Com o estudo realizado, outras questões surgiram: como exigir do aluno trabalhos artísticos com determinadas habilidades técnicas? Como lidar com a falta de materiais e/ou ausência de laboratórios de artes para determinadas atividades práticas? Como cobrar aquele jovem e adulto que retornou à escola depois de tanto tempo, a ler, calcular ou interpretar diferentes textos (muitos distantes de sua realidade) dos quais não compreende? Como criticar os seus trabalhos desenvolvidos em sala de aula se são sujeitos de diferentes lugares, culturas e experiências? Como o professor e a escola podem ajudar esse educando a compreender melhor a realidade da qual vive, trabalha e produz o seu sustento? São indagações importantes que merecem ser problematizadas e discutidas em novas investigações sobre esse assunto. Nesse sentido, sugere-se expandir os estudos sobre este tema em outros contextos internacionais que abordem a Educação de Jovens e Adultos e as artes, a fim de ampliar a discussão na área de conhecimento.

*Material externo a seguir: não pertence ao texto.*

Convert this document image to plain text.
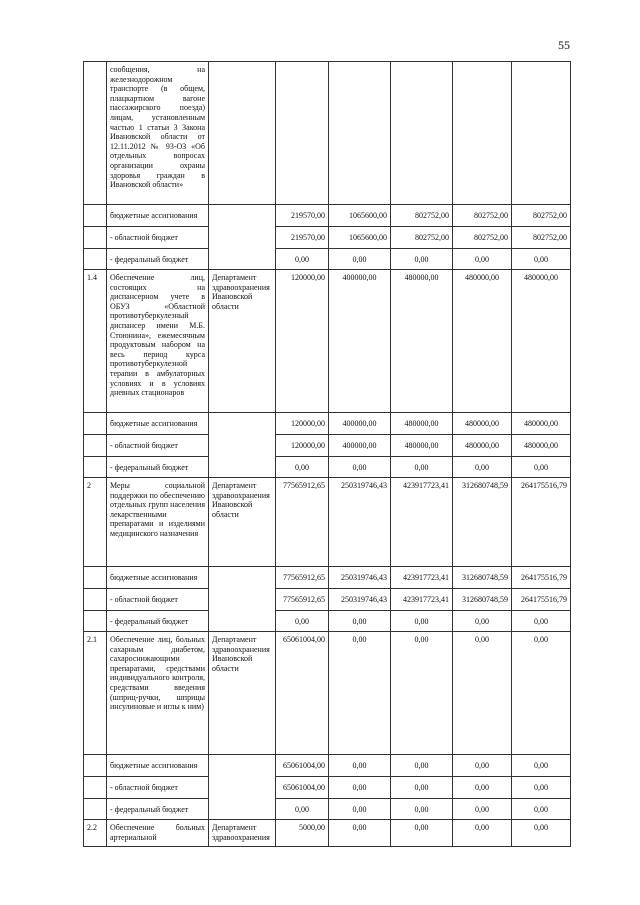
55
	сообщения, на железнодорожном транспорте (в общем, плацкартном вагоне пассажирского поезда) лицам, установленным частью 1 статьи 3 Закона Ивановской области от 12.11.2012 № 93-ОЗ «Об отдельных вопросах организации охраны здоровья граждан в Ивановской области»						
	бюджетные ассигнования		219570,00	1065600,00	802752,00	802752,00	802752,00
	- областной бюджет		219570,00	1065600,00	802752,00	802752,00	802752,00
	- федеральный бюджет		0,00	0,00	0,00	0,00	0,00
1.4	Обеспечение лиц, состоящих на диспансерном учете в ОБУЗ «Областной противотуберкулезный диспансер имени М.Б. Стоюнина», ежемесячным продуктовым набором на весь период курса противотуберкулезной терапии в амбулаторных условиях и в условиях дневных стационаров	Департамент здравоохранения Ивановской области	120000,00	400000,00	480000,00	480000,00	480000,00
	бюджетные ассигнования		120000,00	400000,00	480000,00	480000,00	480000,00
	- областной бюджет		120000,00	400000,00	480000,00	480000,00	480000,00
	- федеральный бюджет		0,00	0,00	0,00	0,00	0,00
2	Меры социальной поддержки по обеспечению отдельных групп населения лекарственными препаратами и изделиями медицинского назначения	Департамент здравоохранения Ивановской области	77565912,65	250319746,43	423917723,41	312680748,59	264175516,79
	бюджетные ассигнования		77565912,65	250319746,43	423917723,41	312680748,59	264175516,79
	- областной бюджет		77565912,65	250319746,43	423917723,41	312680748,59	264175516,79
	- федеральный бюджет		0,00	0,00	0,00	0,00	0,00
2.1	Обеспечение лиц, больных сахарным диабетом, сахароснижающими препаратами, средствами индивидуального контроля, средствами введения (шприц-ручки, шприцы инсулиновые и иглы к ним)	Департамент здравоохранения Ивановской области	65061004,00	0,00	0,00	0,00	0,00
	бюджетные ассигнования		65061004,00	0,00	0,00	0,00	0,00
	- областной бюджет		65061004,00	0,00	0,00	0,00	0,00
	- федеральный бюджет		0,00	0,00	0,00	0,00	0,00
2.2	Обеспечение больных артериальной	Департамент здравоохранения	5000,00	0,00	0,00	0,00	0,00
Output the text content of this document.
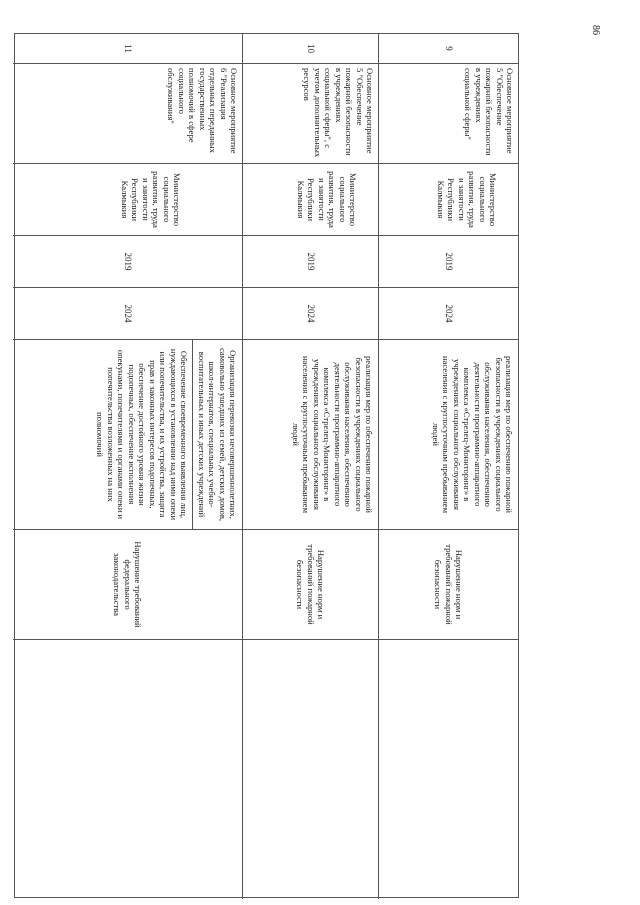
86
9
Основное мероприятие 5 "Обеспечение пожарной безопасности в учреждениях социальной сферы"
Министерство социального развития, труда и занятости Республики Калмыкия
2019
2024
реализация мер по обеспечению пожарной безопасности в учреждениях социального обслуживания населения, обеспечению деятельности программно-аппаратного комплекса «Стрелец-Мониторинг» в учреждениях социального обслуживания населения с круглосуточным пребыванием людей
Нарушение норм и требований пожарной безопасности
10
Основное мероприятие 5 "Обеспечение пожарной безопасности в учреждениях социальной сферы", с учетом дополнительных ресурсов
Министерство социального развития, труда и занятости Республики Калмыкия
2019
2024
реализация мер по обеспечению пожарной безопасности в учреждениях социального обслуживания населения, обеспечению деятельности программно-аппаратного комплекса «Стрелец-Мониторинг» в учреждениях социального обслуживания населения с круглосуточным пребыванием людей
Нарушение норм и требований пожарной безопасности
11
Основное мероприятие 6 "Реализация отдельных переданных государственных полномочий в сфере социального обслуживания"
Министерство социального развития, труда и занятости Республики Калмыкия
2019
2024
Организация перевозки несовершеннолетних, самовольно ушедших из семей, детских домов, школ-интернатов, специальных учебно-воспитательных и иных детских учреждений
Обеспечение своевременного выявления лиц, нуждающихся в установлении над ними опеки или попечительства, и их устройства, защита прав и законных интересов подопечных, обеспечение достойного уровня жизни подопечных, обеспечение исполнения опекунами, попечителями и органами опеки и попечительства возложенных на них полномочий
Нарушение требований федерального законодательства
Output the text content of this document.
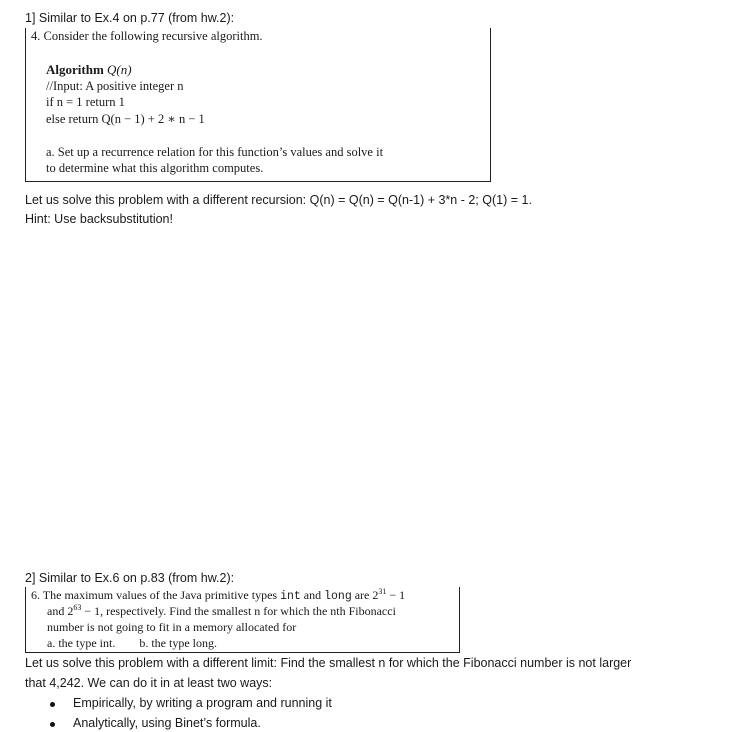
1] Similar to Ex.4 on p.77 (from hw.2):
4. Consider the following recursive algorithm.
Algorithm Q(n)
//Input: A positive integer n
if n = 1 return 1
else return Q(n − 1) + 2 ∗ n − 1
a. Set up a recurrence relation for this function’s values and solve it
to determine what this algorithm computes.
Let us solve this problem with a different recursion: Q(n) = Q(n) = Q(n-1) + 3*n - 2; Q(1) = 1.
Hint: Use backsubstitution!
2] Similar to Ex.6 on p.83 (from hw.2):
6. The maximum values of the Java primitive types int and long are $2^{31} - 1$
and $2^{63} - 1$, respectively. Find the smallest n for which the nth Fibonacci
number is not going to fit in a memory allocated for
a. the type int. b. the type long.
Let us solve this problem with a different limit: Find the smallest n for which the Fibonacci number is not larger
that 4,242. We can do it in at least two ways:
Empirically, by writing a program and running it
Analytically, using Binet’s formula.
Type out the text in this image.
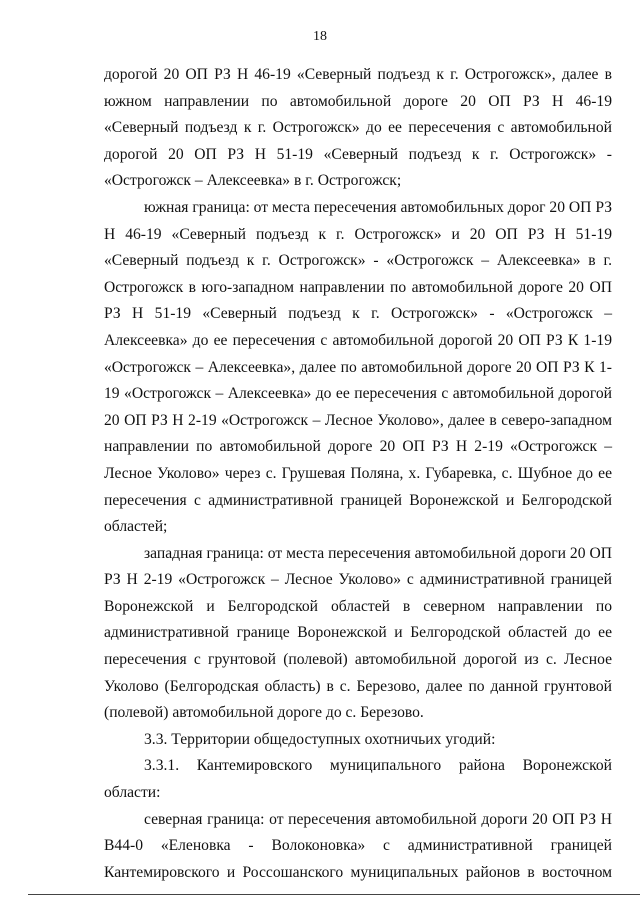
18

дорогой 20 ОП РЗ Н 46-19 «Северный подъезд к г. Острогожск», далее в южном направлении по автомобильной дороге 20 ОП РЗ Н 46-19 «Северный подъезд к г. Острогожск» до ее пересечения с автомобильной дорогой 20 ОП РЗ Н 51-19 «Северный подъезд к г. Острогожск» - «Острогожск – Алексеевка» в г. Острогожск;

южная граница: от места пересечения автомобильных дорог 20 ОП РЗ Н 46-19 «Северный подъезд к г. Острогожск» и 20 ОП РЗ Н 51-19 «Северный подъезд к г. Острогожск» - «Острогожск – Алексеевка» в г. Острогожск в юго-западном направлении по автомобильной дороге 20 ОП РЗ Н 51-19 «Северный подъезд к г. Острогожск» - «Острогожск – Алексеевка» до ее пересечения с автомобильной дорогой 20 ОП РЗ К 1-19 «Острогожск – Алексеевка», далее по автомобильной дороге 20 ОП РЗ К 1-19 «Острогожск – Алексеевка» до ее пересечения с автомобильной дорогой 20 ОП РЗ Н 2-19 «Острогожск – Лесное Уколово», далее в северо-западном направлении по автомобильной дороге 20 ОП РЗ Н 2-19 «Острогожск – Лесное Уколово» через с. Грушевая Поляна, х. Губаревка, с. Шубное до ее пересечения с административной границей Воронежской и Белгородской областей;

западная граница: от места пересечения автомобильной дороги 20 ОП РЗ Н 2-19 «Острогожск – Лесное Уколово» с административной границей Воронежской и Белгородской областей в северном направлении по административной границе Воронежской и Белгородской областей до ее пересечения с грунтовой (полевой) автомобильной дорогой из с. Лесное Уколово (Белгородская область) в с. Березово, далее по данной грунтовой (полевой) автомобильной дороге до с. Березово.

3.3. Территории общедоступных охотничьих угодий:

3.3.1. Кантемировского муниципального района Воронежской области:

северная граница: от пересечения автомобильной дороги 20 ОП РЗ Н В44-0 «Еленовка - Волоконовка» с административной границей Кантемировского и Россошанского муниципальных районов в восточном
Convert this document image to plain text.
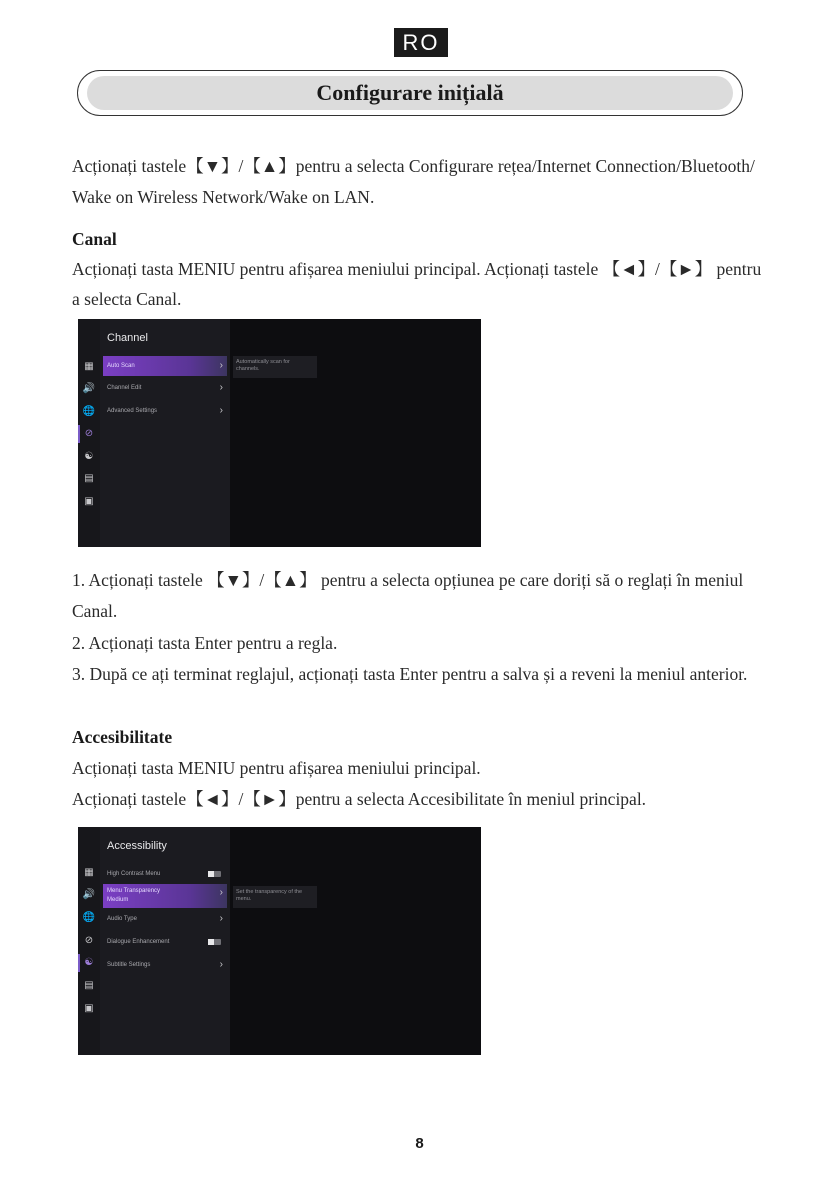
RO
Configurare inițială

Acționați tastele【▼】/【▲】pentru a selecta Configurare rețea/Internet Connection/Bluetooth/

Wake on Wireless Network/Wake on LAN.

Canal

Acționați tasta MENIU pentru afișarea meniului principal. Acționați tastele 【◄】/【►】 pentru

a selecta Canal.

Channel
▦
🔊
🌐
⊘
☯
▤
▣
Auto Scan	›
Channel Edit	›
Advanced Settings	›
Automatically scan for channels.

1. Acționați tastele 【▼】/【▲】 pentru a selecta opțiunea pe care doriți să o reglați în meniul

Canal.

2. Acționați tasta Enter pentru a regla.

3. După ce ați terminat reglajul, acționați tasta Enter pentru a salva și a reveni la meniul anterior.

Accesibilitate

Acționați tasta MENIU pentru afișarea meniului principal.

Acționați tastele【◄】/【►】pentru a selecta Accesibilitate în meniul principal.

Accessibility
▦
🔊
🌐
⊘
☯
▤
▣
High Contrast Menu
Menu Transparency
Medium
›
Audio Type	›
Dialogue Enhancement
Subtitle Settings	›
Set the transparency of the menu.
8
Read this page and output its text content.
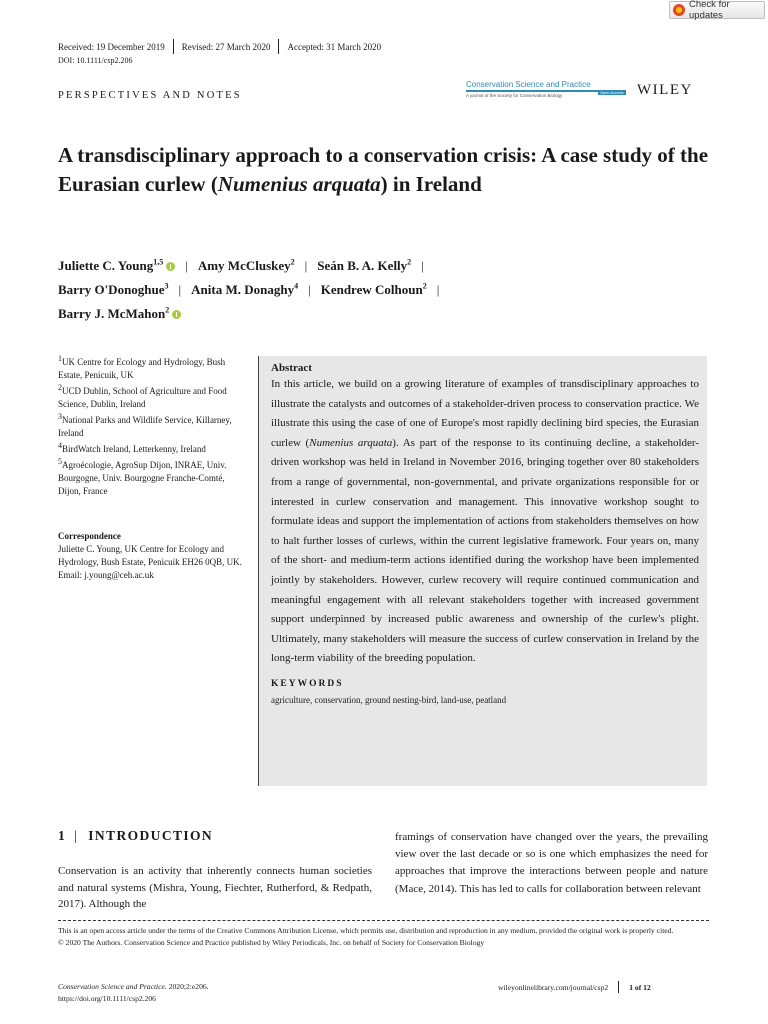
Check for updates
Received: 19 December 2019	Revised: 27 March 2020	Accepted: 31 March 2020
DOI: 10.1111/csp2.206
PERSPECTIVES AND NOTES
Conservation Science and Practice
Open Access
A journal of the Society for Conservation Biology	WILEY
A transdisciplinary approach to a conservation crisis: A case study of the Eurasian curlew (Numenius arquata) in Ireland
Juliette C. Young$^{1,5}$	| Amy McCluskey$^2$ | Seán B. A. Kelly$^2$ |
Barry O'Donoghue$^3$ | Anita M. Donaghy$^4$ | Kendrew Colhoun$^2$ |
Barry J. McMahon$^2$
$^1$UK Centre for Ecology and Hydrology, Bush Estate, Penicuik, UK
$^2$UCD Dublin, School of Agriculture and Food Science, Dublin, Ireland
$^3$National Parks and Wildlife Service, Killarney, Ireland
$^4$BirdWatch Ireland, Letterkenny, Ireland
$^5$Agroécologie, AgroSup Dijon, INRAE, Univ. Bourgogne, Univ. Bourgogne Franche-Comté, Dijon, France
Correspondence
Juliette C. Young, UK Centre for Ecology and Hydrology, Bush Estate, Penicuik EH26 0QB, UK.
Email: j.young@ceh.ac.uk
Abstract
In this article, we build on a growing literature of examples of transdisciplinary approaches to illustrate the catalysts and outcomes of a stakeholder-driven process to conservation practice. We illustrate this using the case of one of Europe's most rapidly declining bird species, the Eurasian curlew (Numenius arquata). As part of the response to its continuing decline, a stakeholder-driven workshop was held in Ireland in November 2016, bringing together over 80 stakeholders from a range of governmental, non-governmental, and private organizations responsible for or interested in curlew conservation and management. This innovative workshop sought to formulate ideas and support the implementation of actions from stakeholders themselves on how to halt further losses of curlews, within the current legislative framework. Four years on, many of the short- and medium-term actions identified during the workshop have been implemented jointly by stakeholders. However, curlew recovery will require continued communication and meaningful engagement with all relevant stakeholders together with increased government support underpinned by increased public awareness and ownership of the curlew's plight. Ultimately, many stakeholders will measure the success of curlew conservation in Ireland by the long-term viability of the breeding population.
KEYWORDS
agriculture, conservation, ground nesting-bird, land-use, peatland
1 | INTRODUCTION
Conservation is an activity that inherently connects human societies and natural systems (Mishra, Young, Fiechter, Rutherford, & Redpath, 2017). Although the
framings of conservation have changed over the years, the prevailing view over the last decade or so is one which emphasizes the need for approaches that improve the interactions between people and nature (Mace, 2014). This has led to calls for collaboration between relevant
This is an open access article under the terms of the Creative Commons Attribution License, which permits use, distribution and reproduction in any medium, provided the original work is properly cited.
© 2020 The Authors. Conservation Science and Practice published by Wiley Periodicals, Inc. on behalf of Society for Conservation Biology
Conservation Science and Practice. 2020;2:e206.
https://doi.org/10.1111/csp2.206
wileyonlinelibrary.com/journal/csp2	1 of 12
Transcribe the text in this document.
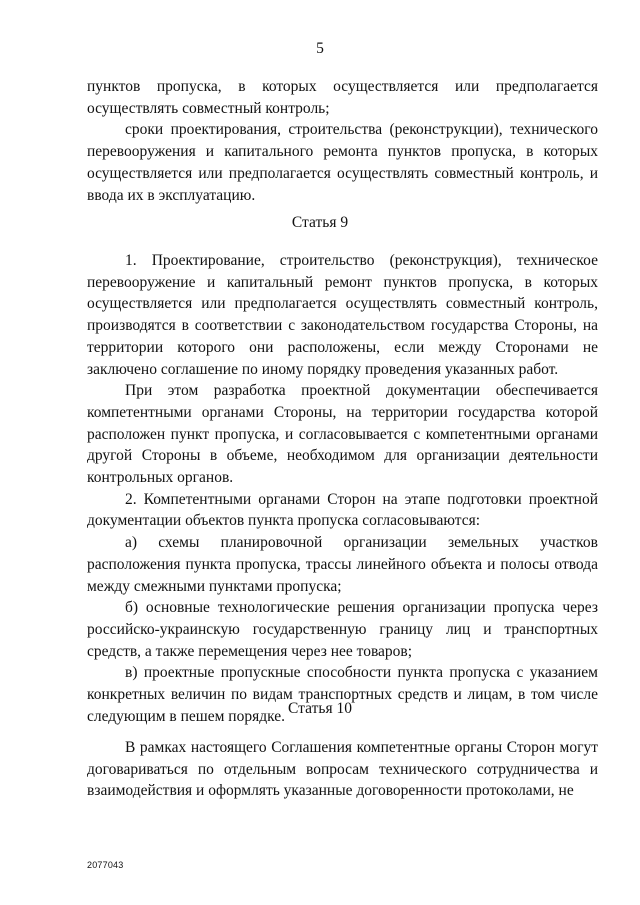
5

пунктов пропуска, в которых осуществляется или предполагается осуществлять совместный контроль;

сроки проектирования, строительства (реконструкции), технического перевооружения и капитального ремонта пунктов пропуска, в которых осуществляется или предполагается осуществлять совместный контроль, и ввода их в эксплуатацию.

Статья 9

1. Проектирование, строительство (реконструкция), техническое перевооружение и капитальный ремонт пунктов пропуска, в которых осуществляется или предполагается осуществлять совместный контроль, производятся в соответствии с законодательством государства Стороны, на территории которого они расположены, если между Сторонами не заключено соглашение по иному порядку проведения указанных работ.

При этом разработка проектной документации обеспечивается компетентными органами Стороны, на территории государства которой расположен пункт пропуска, и согласовывается с компетентными органами другой Стороны в объеме, необходимом для организации деятельности контрольных органов.

2. Компетентными органами Сторон на этапе подготовки проектной документации объектов пункта пропуска согласовываются:

а) схемы планировочной организации земельных участков расположения пункта пропуска, трассы линейного объекта и полосы отвода между смежными пунктами пропуска;

б) основные технологические решения организации пропуска через российско-украинскую государственную границу лиц и транспортных средств, а также перемещения через нее товаров;

в) проектные пропускные способности пункта пропуска с указанием конкретных величин по видам транспортных средств и лицам, в том числе следующим в пешем порядке. Статья 10

В рамках настоящего Соглашения компетентные органы Сторон могут договариваться по отдельным вопросам технического сотрудничества и взаимодействия и оформлять указанные договоренности протоколами, не

2077043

Sem dúvida, uma sociedade que considera o nível educacional como condicionante de conseguir um emprego e um padrão de vida melhor, investir na EJA proporciona ao jovem e ao adulto não apenas o acesso à informação e ao conhecimento, mas de se incluírem socialmente. Portanto, a Educação de Jovens e Adultos pode ser uma modalidade que tem um potencial de inclusão ainda desconhecido ou pouco valorizado pelo poder público.